Earlier this week, a “senior Iranian official” said Tehran was ready to work with Washington to counter the insurgency in Iraq: “We can work with Americans to end the insurgency in the Middle East. We are very influential in Iraq, Syria, and many other countries.”

Shamkhani said, “We will examine the issue of helping (Iraq) within the framework of international regulations in case of an official request by the Iraqi government and this will be completely a bilateral process and has nothing to do with a third country.”

He then repeated allegations, made by Speaker of Parliament Ali Larijani, of US responsiblity for the Islamic State of Iraq and as-Sham, claiming that Washington and its partner had fostered the jihadist organization: “Certain US allies have financial, intelligence and logistic cooperation with Washington to implement such a policy.”

(Cross-posted from Iran Daily)

Officials: Insurgents and Security Forces Clash in Tal Afar in Northwest

Iraqi officials said insurgents launched a dawn raid on Tal Afar, in northwestern Iraq near the Syrian border, on Sunday.

“The situation is disastrous in Tal Afar.
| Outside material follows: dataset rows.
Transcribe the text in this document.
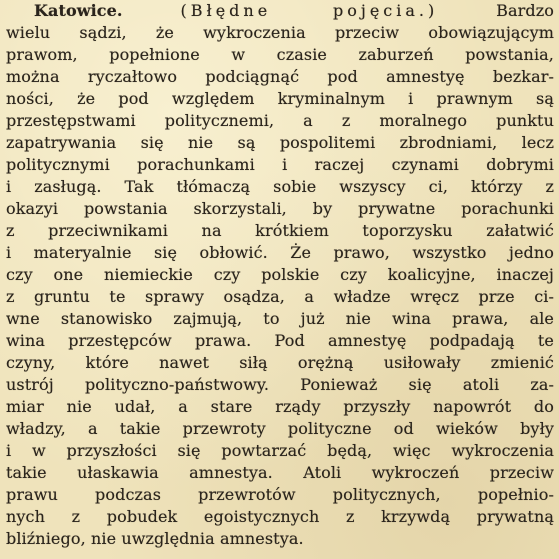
Katowice.	(Błędne pojęcia.)	Bardzo
wielu sądzi, że wykroczenia przeciw obowiązującym
prawom, popełnione w czasie zaburzeń powstania,
można ryczałtowo podciągnąć pod amnestyę bezkar-
ności, że pod względem kryminalnym i prawnym są
przestępstwami politycznemi, a z moralnego punktu
zapatrywania się nie są pospolitemi zbrodniami, lecz
politycznymi porachunkami i raczej czynami dobrymi
i zasługą. Tak tłómaczą sobie wszyscy ci, którzy z
okazyi powstania skorzystali, by prywatne porachunki
z przeciwnikami na krótkiem toporzysku załatwić
i materyalnie się obłowić. Że prawo, wszystko jedno
czy one niemieckie czy polskie czy koalicyjne, inaczej
z gruntu te sprawy osądza, a władze wręcz prze ci-
wne stanowisko zajmują, to już nie wina prawa, ale
wina przestępców prawa. Pod amnestyę podpadają te
czyny, które nawet siłą orężną usiłowały zmienić
ustrój polityczno-państwowy. Ponieważ się atoli za-
miar nie udał, a stare rządy przyszły napowrót do
władzy, a takie przewroty polityczne od wieków były
i w przyszłości się powtarzać będą, więc wykroczenia
takie ułaskawia amnestya. Atoli wykroczeń przeciw
prawu podczas przewrotów politycznych, popełnio-
nych z pobudek egoistycznych z krzywdą prywatną
bliźniego, nie uwzględnia amnestya.
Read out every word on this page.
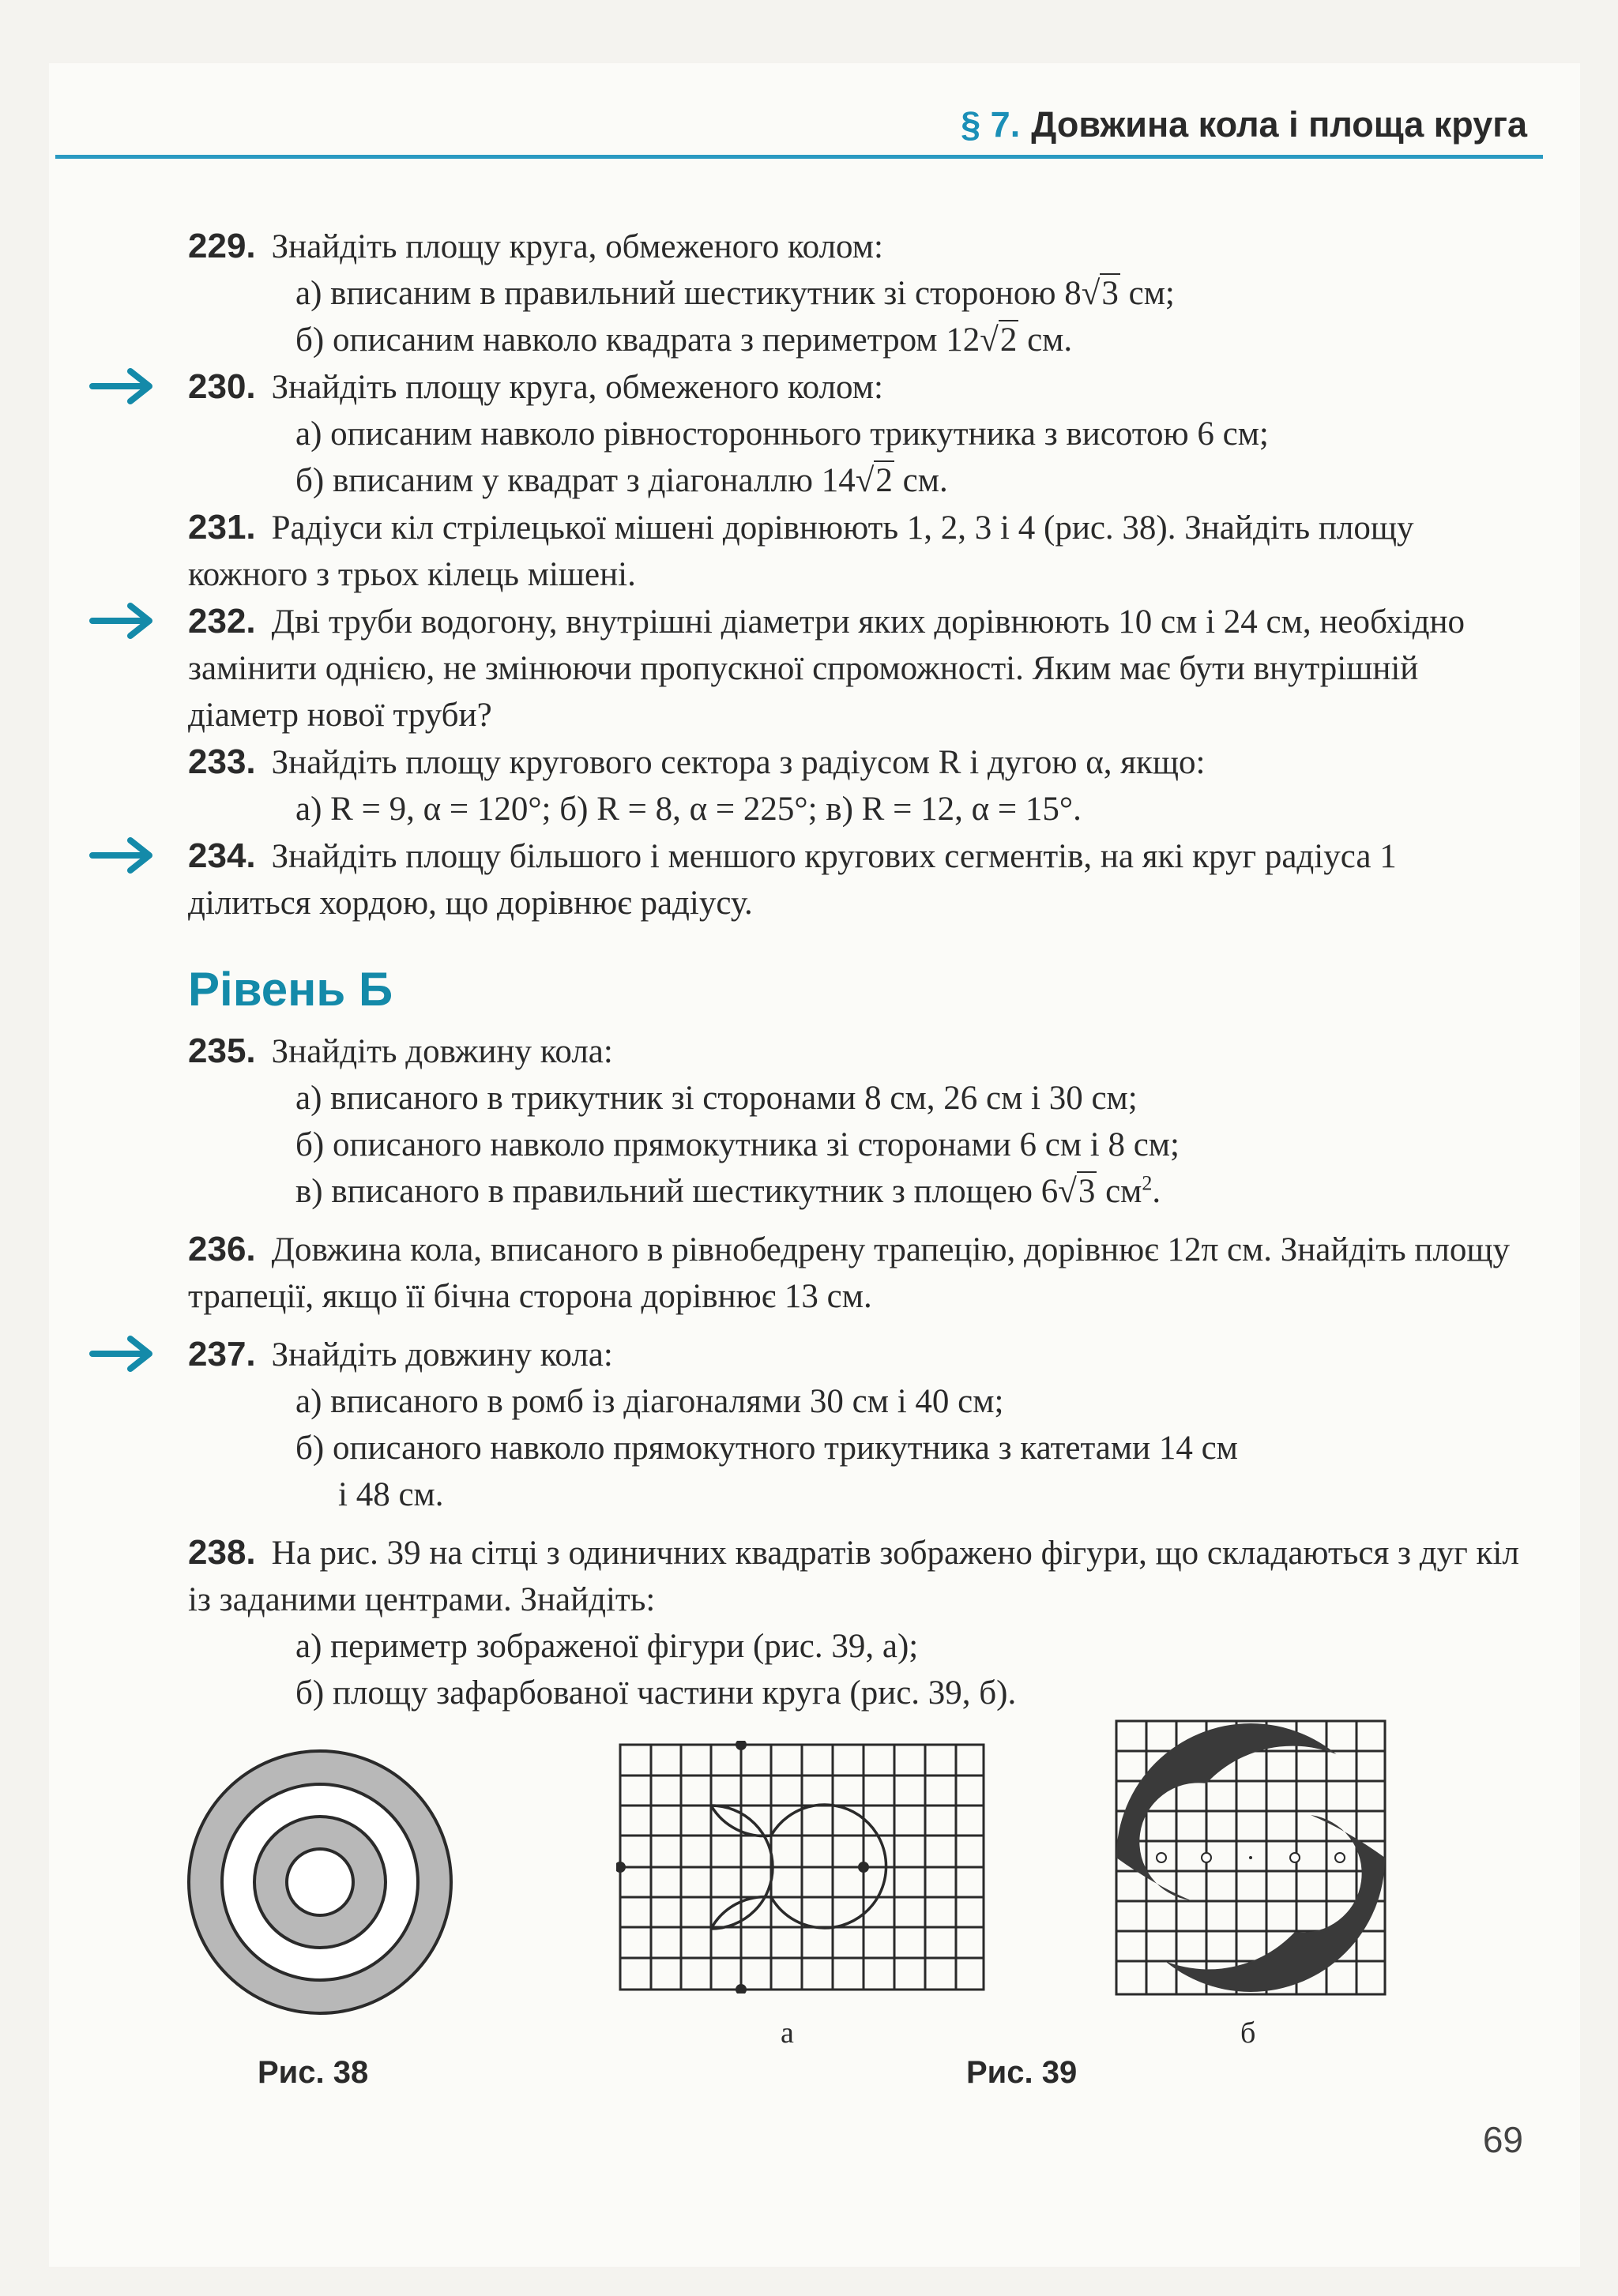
§ 7. Довжина кола і площа круга
229. Знайдіть площу круга, обмеженого колом:
а) вписаним в правильний шестикутник зі стороною 8√3 см;
б) описаним навколо квадрата з периметром 12√2 см.
230. Знайдіть площу круга, обмеженого колом:
а) описаним навколо рівностороннього трикутника з висотою 6 см;
б) вписаним у квадрат з діагоналлю 14√2 см.
231. Радіуси кіл стрілецької мішені дорівнюють 1, 2, 3 і 4 (рис. 38). Знайдіть площу кожного з трьох кілець мішені.
232. Дві труби водогону, внутрішні діаметри яких дорівнюють 10 см і 24 см, необхідно замінити однією, не змінюючи пропускної спроможності. Яким має бути внутрішній діаметр нової труби?
233. Знайдіть площу кругового сектора з радіусом R і дугою α, якщо:
а) R = 9, α = 120°; б) R = 8, α = 225°; в) R = 12, α = 15°.
234. Знайдіть площу більшого і меншого кругових сегментів, на які круг радіуса 1 ділиться хордою, що дорівнює радіусу.
Рівень Б
235. Знайдіть довжину кола:
а) вписаного в трикутник зі сторонами 8 см, 26 см і 30 см;
б) описаного навколо прямокутника зі сторонами 6 см і 8 см;
в) вписаного в правильний шестикутник з площею 6√3 $см^2$.
236. Довжина кола, вписаного в рівнобедрену трапецію, дорівнює 12π см. Знайдіть площу трапеції, якщо її бічна сторона дорівнює 13 см.
237. Знайдіть довжину кола:
а) вписаного в ромб із діагоналями 30 см і 40 см;
б) описаного навколо прямокутного трикутника з катетами 14 см
і 48 см.
238. На рис. 39 на сітці з одиничних квадратів зображено фігури, що складаються з дуг кіл із заданими центрами. Знайдіть:
а) периметр зображеної фігури (рис. 39, а);
б) площу зафарбованої частини круга (рис. 39, б).
а	б
Рис. 38	Рис. 39
69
There is crazy fighting and most families are trapped inside houses, they can’t leave town,” a local official said. “If the fighting continues, a mass killing among civilians could result.”

Residents in Sunni districts accused Shia police and army forces of launching mortars at their areas, prompting ISIS forces near Tal Afar to move into it.

A member of the Government;s Security Committee said Iraqi forces are using helicopter gunships against insurgents on the outskirts of the town.

Tal Afar, inhabited largely by members of the Turkmen community, is 60 km (37 miles) from Iraq’s second city Mosul, which insurgents captured on Tuesday.

Bomb Kills 9 & Injures 23 in Baghdad

A bomb in central Baghdad killed at least nine people and wounded 23 on Sunday.

An Interior Ministry official said the explosion was a roadside bomb, while a police colonel said that blast was followed by a suicide bombing.

Insurgent Leader: Islamic State of Iraq Are “Barbarians” & We Are Stronger Than Them

Muzhir al Qaisi, a spokesman for the General Military Council of the Iraqi Revolutionaries, talks to the BBC about the capture of Mosul.

Al Qaisi explains why his group entered Iraq’s second-largest city alongside the Islamic State of Iraq and as-Sham but says ISIS are “barbarians”. He says local people and imams are refusing the version of Sharia law put forth by ISIS.

The insurgent leader explains the need for his faction and other tribal groups in the fight against the Iraqi Government, saying ISIS have only about 1,000 fighters. He declares that his group is “stronger” than ISIS: “We are organized. We fight with rules and with the Geneva Convention.”

Top Shia Cleric Sistani Calls on All Iraqis To “Steer Clear of Sectarian Discourse”

Iraq’s leading Shia cleric, Grand Ayatollah Ali Sistani, has called on all Iraqis to exercise “the highest possible level of self-restraint during this tumultuous period”.

Sistani’s statement on Saturday followed his declaration on Friday, through a representative, that people should support the fight against the insurgency “through official channels“.

The cleric reiterated that Iraqis should “refrain from militant acts that are outside legal frameworks”, and he urged them “to steer clear of sectarian and untamed nationalistic discourse that is to the detriment of Iraq’s national unity”.